Samuel Jones | |
Office: | Chancellor of New York |
Term Start: | 1826 |
Term End: | 1828 |
Predecessor: | Nathan Sanford |
Successor: | Reuben H. Walworth |
Office1: | Recorder of New York City |
Term Start1: | 1823 |
Term End1: | 1824 |
Predecessor1: | Richard Riker |
Successor1: | Richard Riker |
Office2: | Member of the New York State Assembly |
Term Start2: | 1812 |
Term End2: | 1814 |
Birth Date: | 26 May 1769 |
Birth Place: | New York City, Province of New York, British America |
Death Place: | Cold Spring Harbor, New York, U.S. |
Alma Mater: | Yale University Columbia University |
Parents: | Samuel Jones Cornelia Haring Jones |
Samuel Jones Jr. (May 26, 1769 - August 9, 1853) was an American lawyer and politician.
Jones was born on May 26, 1769 in New York City, in the Province of New York, in what was then British America.[1] He was the son of Cornelia (née Haring) Jones and Samuel Jones (1734–1819), who served as New York State Comptroller and Recorder of New York City.[2] At his baptism, his sponsors were Cornelius Roosevelt and Elizabeth Haring, his maternal grandmother.[3]
He graduated from Yale University in 1790 and Columbia University in 1793. He then studied law in his father's office, where DeWitt Clinton was also a student, and was admitted to the bar.[1]
Jones was a member of the New York State Assembly from 1812 to 1814. He was Recorder of New York City from 1823 to 1824. Beginning in 1826, he replaced Nathan Sanford as the Chancellor of the State, serving until 1828 when he became Chief Justice of the Superior Court of New York City and was replaced as Chancellor by Reuben H. Walworth.
Between 1828 and 1847, Jones was the chief justice of the New York City Superior Court.
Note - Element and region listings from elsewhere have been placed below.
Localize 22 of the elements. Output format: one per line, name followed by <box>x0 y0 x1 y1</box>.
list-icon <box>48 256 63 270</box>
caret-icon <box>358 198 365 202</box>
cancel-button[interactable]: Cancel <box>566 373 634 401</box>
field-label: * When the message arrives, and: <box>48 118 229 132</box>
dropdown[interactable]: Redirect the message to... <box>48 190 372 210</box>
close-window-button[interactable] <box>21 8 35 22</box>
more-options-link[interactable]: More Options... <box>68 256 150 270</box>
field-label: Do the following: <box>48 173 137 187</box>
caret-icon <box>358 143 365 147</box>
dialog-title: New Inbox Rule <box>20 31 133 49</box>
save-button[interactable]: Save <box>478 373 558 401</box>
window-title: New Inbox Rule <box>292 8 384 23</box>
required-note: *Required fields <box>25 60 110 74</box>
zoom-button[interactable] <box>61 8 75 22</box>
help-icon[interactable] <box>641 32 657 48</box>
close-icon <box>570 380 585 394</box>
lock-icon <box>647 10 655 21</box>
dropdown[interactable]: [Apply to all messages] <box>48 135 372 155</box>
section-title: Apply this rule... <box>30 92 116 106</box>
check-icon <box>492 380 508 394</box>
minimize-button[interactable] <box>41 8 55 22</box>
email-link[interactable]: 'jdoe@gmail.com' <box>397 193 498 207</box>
After the reorganization of the judicial system in the state, following the adoption of the Constitution of 1846, he was elected in 1847 a justice of the New York State Supreme Court in the First Judicial District, and he remained in that office until 1849. Representing the Supreme Court, First Judicial District, he was an ex officio member of the first New York Court of Appeals.[4] Examples of his work may be found in Corning v McCullough (1 NY 47), involving a suit against a stockholder of a corporation, Ruckman v Pitcher (1 NY 392), an action to recover money deposited on an illegal wager, and Brewster v Striker (2 NY 19), concerning the legal interest that could pass by sale under judgment and execution.[5]
Although then 80 years old, he returned to legal practice in 1849. The term "Father of the New York Bar", which first pertained to his father, also applied to him.[6]
He was the father of Samuel Jones, who married a sister of Justice Joseph Barnard.[7]
Jones died at the residence of his brother William in Cold Spring Harbor, New York on August 9, 1853.[3]